A água é onde a aliança é selada. A água é onde o nome é colocado sobre o crente. A água é onde a resposta visível de uma consciência já purificada (1 Pedro 3:21) é dada publicamente. Reter o testemunho da água enquanto se professa o testemunho interior é recusar o alinhamento que o próprio Cristo ordenou e que os apóstolos aplicaram uniformemente. O Autor da Torá imprimiu a purificação no cume de Seu próprio livro. O Filho que veio em carne passou pela água antes de ir para a cruz. O Espírito que desceu no Pentecostes enviou a nova igreja para a água naquele mesmo dia. Todo o testemunho de Deus — o texto de superfície, o substrato codificado, o exemplo do próprio Senhor, o comando dos apóstolos — aponta para o mesmo caminho. Devemos passar por isso.

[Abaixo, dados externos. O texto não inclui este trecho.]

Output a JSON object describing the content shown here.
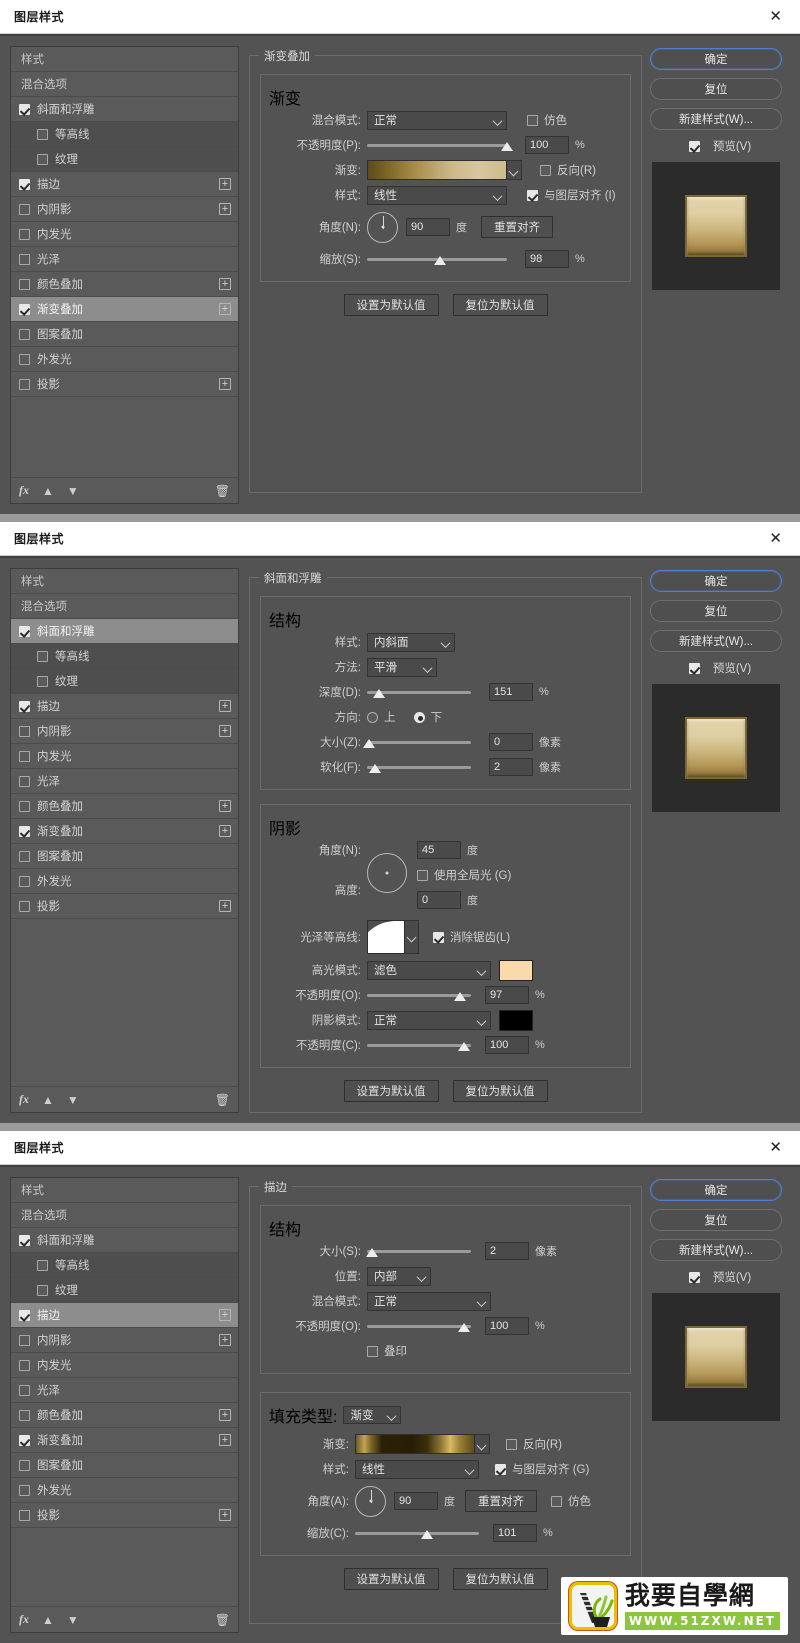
{
  "window": {
    "title": "图层样式",
    "close_label": "✕"
  },
  "styles_panel": {
    "items": [
      {
        "label": "样式",
        "checkbox": false,
        "has_checkbox": false,
        "plus": false,
        "sub": false
      },
      {
        "label": "混合选项",
        "checkbox": false,
        "has_checkbox": false,
        "plus": false,
        "sub": false
      },
      {
        "label": "斜面和浮雕",
        "checkbox": true,
        "has_checkbox": true,
        "plus": false,
        "sub": false
      },
      {
        "label": "等高线",
        "checkbox": false,
        "has_checkbox": true,
        "plus": false,
        "sub": true
      },
      {
        "label": "纹理",
        "checkbox": false,
        "has_checkbox": true,
        "plus": false,
        "sub": true
      },
      {
        "label": "描边",
        "checkbox": true,
        "has_checkbox": true,
        "plus": true,
        "sub": false
      },
      {
        "label": "内阴影",
        "checkbox": false,
        "has_checkbox": true,
        "plus": true,
        "sub": false
      },
      {
        "label": "内发光",
        "checkbox": false,
        "has_checkbox": true,
        "plus": false,
        "sub": false
      },
      {
        "label": "光泽",
        "checkbox": false,
        "has_checkbox": true,
        "plus": false,
        "sub": false
      },
      {
        "label": "颜色叠加",
        "checkbox": false,
        "has_checkbox": true,
        "plus": true,
        "sub": false
      },
      {
        "label": "渐变叠加",
        "checkbox": true,
        "has_checkbox": true,
        "plus": true,
        "sub": false
      },
      {
        "label": "图案叠加",
        "checkbox": false,
        "has_checkbox": true,
        "plus": false,
        "sub": false
      },
      {
        "label": "外发光",
        "checkbox": false,
        "has_checkbox": true,
        "plus": false,
        "sub": false
      },
      {
        "label": "投影",
        "checkbox": false,
        "has_checkbox": true,
        "plus": true,
        "sub": false
      }
    ],
    "selected_panel1": "渐变叠加",
    "selected_panel2": "斜面和浮雕",
    "selected_panel3": "描边",
    "footer": {
      "fx": "fx",
      "move_up": "▲",
      "move_down": "▼",
      "delete": "🗑"
    }
  },
  "buttons": {
    "ok": "确定",
    "reset": "复位",
    "new_style": "新建样式(W)...",
    "preview": "预览(V)",
    "preview_checked": true,
    "set_default": "设置为默认值",
    "reset_default": "复位为默认值",
    "reset_align": "重置对齐"
  },
  "panel1": {
    "legend": "渐变叠加",
    "section_legend": "渐变",
    "blend_mode": {
      "label": "混合模式:",
      "value": "正常"
    },
    "dither": {
      "label": "仿色",
      "checked": false
    },
    "opacity": {
      "label": "不透明度(P):",
      "value": "100",
      "unit": "%",
      "percent": 100
    },
    "gradient": {
      "label": "渐变:"
    },
    "reverse": {
      "label": "反向(R)",
      "checked": false
    },
    "style": {
      "label": "样式:",
      "value": "线性"
    },
    "align_layer": {
      "label": "与图层对齐 (I)",
      "checked": true
    },
    "angle": {
      "label": "角度(N):",
      "value": "90",
      "unit": "度"
    },
    "scale": {
      "label": "缩放(S):",
      "value": "98",
      "unit": "%",
      "percent": 52
    }
  },
  "panel2": {
    "legend": "斜面和浮雕",
    "structure_legend": "结构",
    "style": {
      "label": "样式:",
      "value": "内斜面"
    },
    "technique": {
      "label": "方法:",
      "value": "平滑"
    },
    "depth": {
      "label": "深度(D):",
      "value": "151",
      "unit": "%",
      "percent": 12
    },
    "direction": {
      "label": "方向:",
      "up": "上",
      "down": "下",
      "selected": "下"
    },
    "size": {
      "label": "大小(Z):",
      "value": "0",
      "unit": "像素",
      "percent": 2
    },
    "soften": {
      "label": "软化(F):",
      "value": "2",
      "unit": "像素",
      "percent": 8
    },
    "shading_legend": "阴影",
    "angle": {
      "label": "角度(N):",
      "value": "45",
      "unit": "度"
    },
    "use_global_light": {
      "label": "使用全局光 (G)",
      "checked": false
    },
    "altitude": {
      "label": "高度:",
      "value": "0",
      "unit": "度"
    },
    "gloss_contour": {
      "label": "光泽等高线:"
    },
    "anti_alias": {
      "label": "消除锯齿(L)",
      "checked": true
    },
    "highlight_mode": {
      "label": "高光模式:",
      "value": "滤色",
      "color": "#fad9ab"
    },
    "highlight_opacity": {
      "label": "不透明度(O):",
      "value": "97",
      "unit": "%",
      "percent": 89
    },
    "shadow_mode": {
      "label": "阴影模式:",
      "value": "正常",
      "color": "#000000"
    },
    "shadow_opacity": {
      "label": "不透明度(C):",
      "value": "100",
      "unit": "%",
      "percent": 93
    }
  },
  "panel3": {
    "legend": "描边",
    "structure_legend": "结构",
    "size": {
      "label": "大小(S):",
      "value": "2",
      "unit": "像素",
      "percent": 5
    },
    "position": {
      "label": "位置:",
      "value": "内部"
    },
    "blend_mode": {
      "label": "混合模式:",
      "value": "正常"
    },
    "opacity": {
      "label": "不透明度(O):",
      "value": "100",
      "unit": "%",
      "percent": 93
    },
    "overprint": {
      "label": "叠印",
      "checked": false
    },
    "fill_type": {
      "label": "填充类型:",
      "value": "渐变"
    },
    "gradient": {
      "label": "渐变:"
    },
    "reverse": {
      "label": "反向(R)",
      "checked": false
    },
    "style": {
      "label": "样式:",
      "value": "线性"
    },
    "align_layer": {
      "label": "与图层对齐 (G)",
      "checked": true
    },
    "angle": {
      "label": "角度(A):",
      "value": "90",
      "unit": "度"
    },
    "dither": {
      "label": "仿色",
      "checked": false
    },
    "scale": {
      "label": "缩放(C):",
      "value": "101",
      "unit": "%",
      "percent": 58
    }
  },
  "watermark": {
    "title": "我要自學網",
    "url": "WWW.51ZXW.NET"
  },
  "colors": {
    "dialog_bg": "#535353",
    "list_bg": "#5a5a5a",
    "selected": "#8d8d8d",
    "accent_blue": "#4f7fd4",
    "highlight_color": "#fad9ab",
    "shadow_color": "#000000"
  }
}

Não fique na margem da água ensaiando os códigos. Dê o passo. Seja sepultado com Ele. Seja ressuscitado com Ele. Deixe que o nome seja colocado sobre você. Então saia e esquadrinhe, como os reis desta geração são chamados a esquadrinhar. Os dados ainda estarão lá. A Torá ainda será o bordão produzindo amêndoas. Mas você estará do lado de dentro do que os dados descrevem — conhecido por Aquele que o conheceu antes da fundação do mundo, e dizendo, com o sacerdote de Hebreus 9 e o sumo sacerdote de Levítico 16: Lavei-me e entro.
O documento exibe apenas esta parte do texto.